John Ayers

No. 68, 67
- Position: Offensive guard

Personal information
- Born: April 14, 1953 Carrizo Springs, Texas, U.S.
- Died: October 2, 1995 (aged 42) Canyon, Texas, U.S.
- Listed height: 6 ft 5 in (1.96 m)
- Listed weight: 258 lb (117 kg)

Career information
- High school: Carrizo Springs
- College: West Texas A&M
- NFL draft: 1976 (8th round, 233rd overall pick)

Career history
- San Francisco 49ers (1977–1986); Denver Broncos (1987);

Awards and highlights
- 2× Super Bowl champion (XVI, XIX); First-team All-Pro (1984); Second-team All-Pro (1985);

Career NFL statistics
- Games played: 157
- Games started: 137
- Fumble recoveries: 3
- Stats at Pro Football Reference

= John Ayers =

American football player (1953–1995)

John Milton Ayers (April 14, 1953 - October 2, 1995) was an American professional football guard in the National Football League (NFL) from 1977 through 1987. During that span, he appeared in two Super Bowls: Super Bowl XVI and Super Bowl XIX for the San Francisco 49ers.

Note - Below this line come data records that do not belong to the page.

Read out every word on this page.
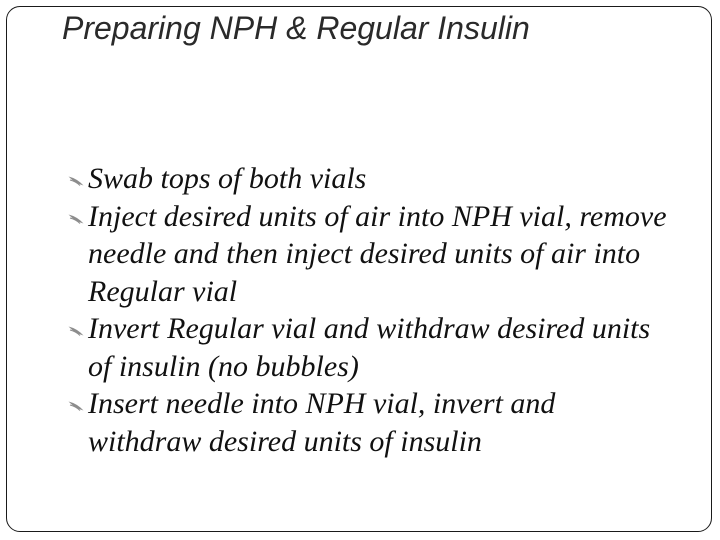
Preparing NPH & Regular Insulin
Swab tops of both vials
Inject desired units of air into NPH vial, remove needle and then inject desired units of air into Regular vial
Invert Regular vial and withdraw desired units of insulin (no bubbles)
Insert needle into NPH vial, invert and withdraw desired units of insulin
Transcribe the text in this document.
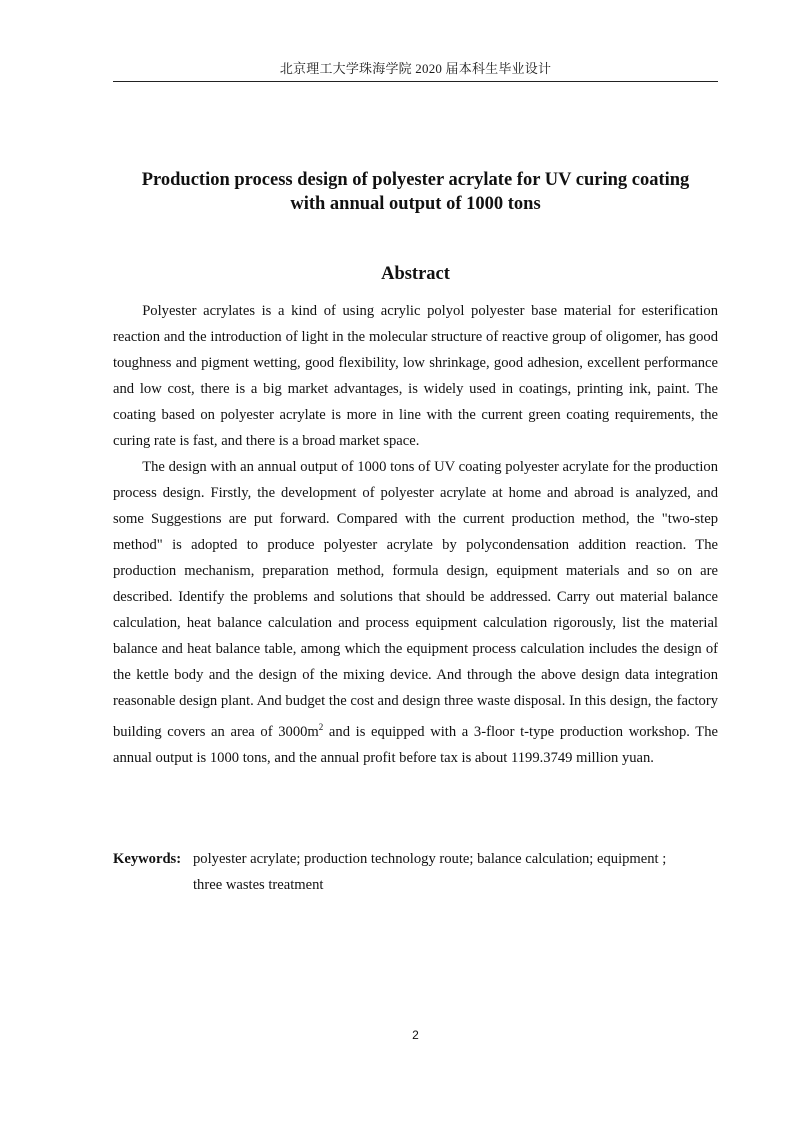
北京理工大学珠海学院 2020 届本科生毕业设计
Production process design of polyester acrylate for UV curing coating
with annual output of 1000 tons
Abstract

Polyester acrylates is a kind of using acrylic polyol polyester base material for esterification reaction and the introduction of light in the molecular structure of reactive group of oligomer, has good toughness and pigment wetting, good flexibility, low shrinkage, good adhesion, excellent performance and low cost, there is a big market advantages, is widely used in coatings, printing ink, paint. The coating based on polyester acrylate is more in line with the current green coating requirements, the curing rate is fast, and there is a broad market space.

The design with an annual output of 1000 tons of UV coating polyester acrylate for the production process design. Firstly, the development of polyester acrylate at home and abroad is analyzed, and some Suggestions are put forward. Compared with the current production method, the "two-step method" is adopted to produce polyester acrylate by polycondensation addition reaction. The production mechanism, preparation method, formula design, equipment materials and so on are described. Identify the problems and solutions that should be addressed. Carry out material balance calculation, heat balance calculation and process equipment calculation rigorously, list the material balance and heat balance table, among which the equipment process calculation includes the design of the kettle body and the design of the mixing device. And through the above design data integration reasonable design plant. And budget the cost and design three waste disposal. In this design, the factory building covers an area of $3000m^2$ and is equipped with a 3-floor t-type production workshop. The annual output is 1000 tons, and the annual profit before tax is about 1199.3749 million yuan.

Keywords: polyester acrylate; production technology route; balance calculation; equipment ;
three wastes treatment
2
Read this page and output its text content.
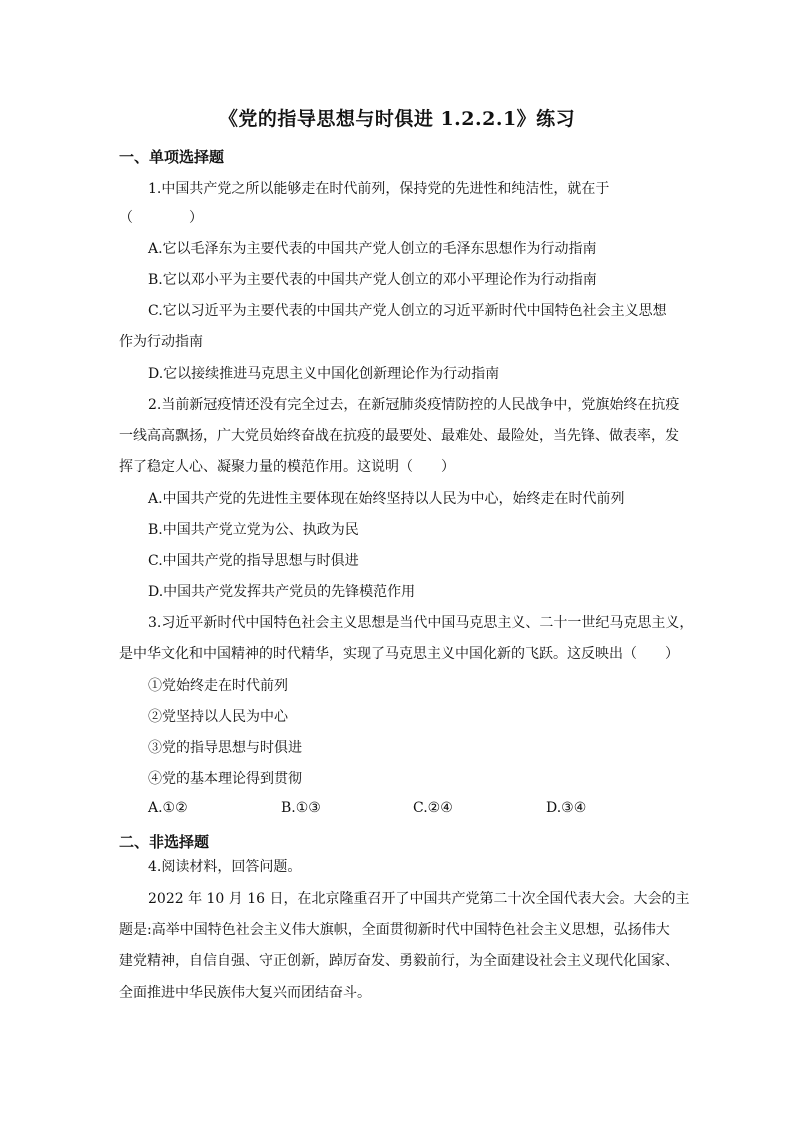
《党的指导思想与时俱进 1.2.2.1》练习
一、单项选择题
1.中国共产党之所以能够走在时代前列，保持党的先进性和纯洁性，就在于
（　　　　）
A.它以毛泽东为主要代表的中国共产党人创立的毛泽东思想作为行动指南
B.它以邓小平为主要代表的中国共产党人创立的邓小平理论作为行动指南
C.它以习近平为主要代表的中国共产党人创立的习近平新时代中国特色社会主义思想
作为行动指南
D.它以接续推进马克思主义中国化创新理论作为行动指南
2.当前新冠疫情还没有完全过去，在新冠肺炎疫情防控的人民战争中，党旗始终在抗疫
一线高高飘扬，广大党员始终奋战在抗疫的最要处、最难处、最险处，当先锋、做表率，发
挥了稳定人心、凝聚力量的模范作用。这说明（　　）
A.中国共产党的先进性主要体现在始终坚持以人民为中心，始终走在时代前列
B.中国共产党立党为公、执政为民
C.中国共产党的指导思想与时俱进
D.中国共产党发挥共产党员的先锋模范作用
3.习近平新时代中国特色社会主义思想是当代中国马克思主义、二十一世纪马克思主义，
是中华文化和中国精神的时代精华，实现了马克思主义中国化新的飞跃。这反映出（　　）
①党始终走在时代前列
②党坚持以人民为中心
③党的指导思想与时俱进
④党的基本理论得到贯彻
A.①②	B.①③	C.②④	D.③④
二、非选择题
4.阅读材料，回答问题。
2022 年 10 月 16 日，在北京隆重召开了中国共产党第二十次全国代表大会。大会的主
题是:高举中国特色社会主义伟大旗帜，全面贯彻新时代中国特色社会主义思想，弘扬伟大
建党精神，自信自强、守正创新，踔厉奋发、勇毅前行，为全面建设社会主义现代化国家、
全面推进中华民族伟大复兴而团结奋斗。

Ayers was a key contributor on the final 89-yard drive that led to the play that has been immortalized as "The Catch" in the 1982 NFC Playoffs versus the Dallas Cowboys.

John Ayers played college football for the West Texas A&M Buffaloes. He was also a member of the 1987 Denver Broncos team that lost Super Bowl XXII, but did not appear in that game.

==Death==
Ayers was diagnosed with liver cancer and died on October 2, 1995.

==Personal life==
Ayers also served for a brief period as the figurehead President of Bill Watts' Universal Wrestling Federation.

His daughter, Jolee, was a scholarship basketball player at Texas Tech University. His grandson, John Curry, is a college football linebacker at Texas Tech.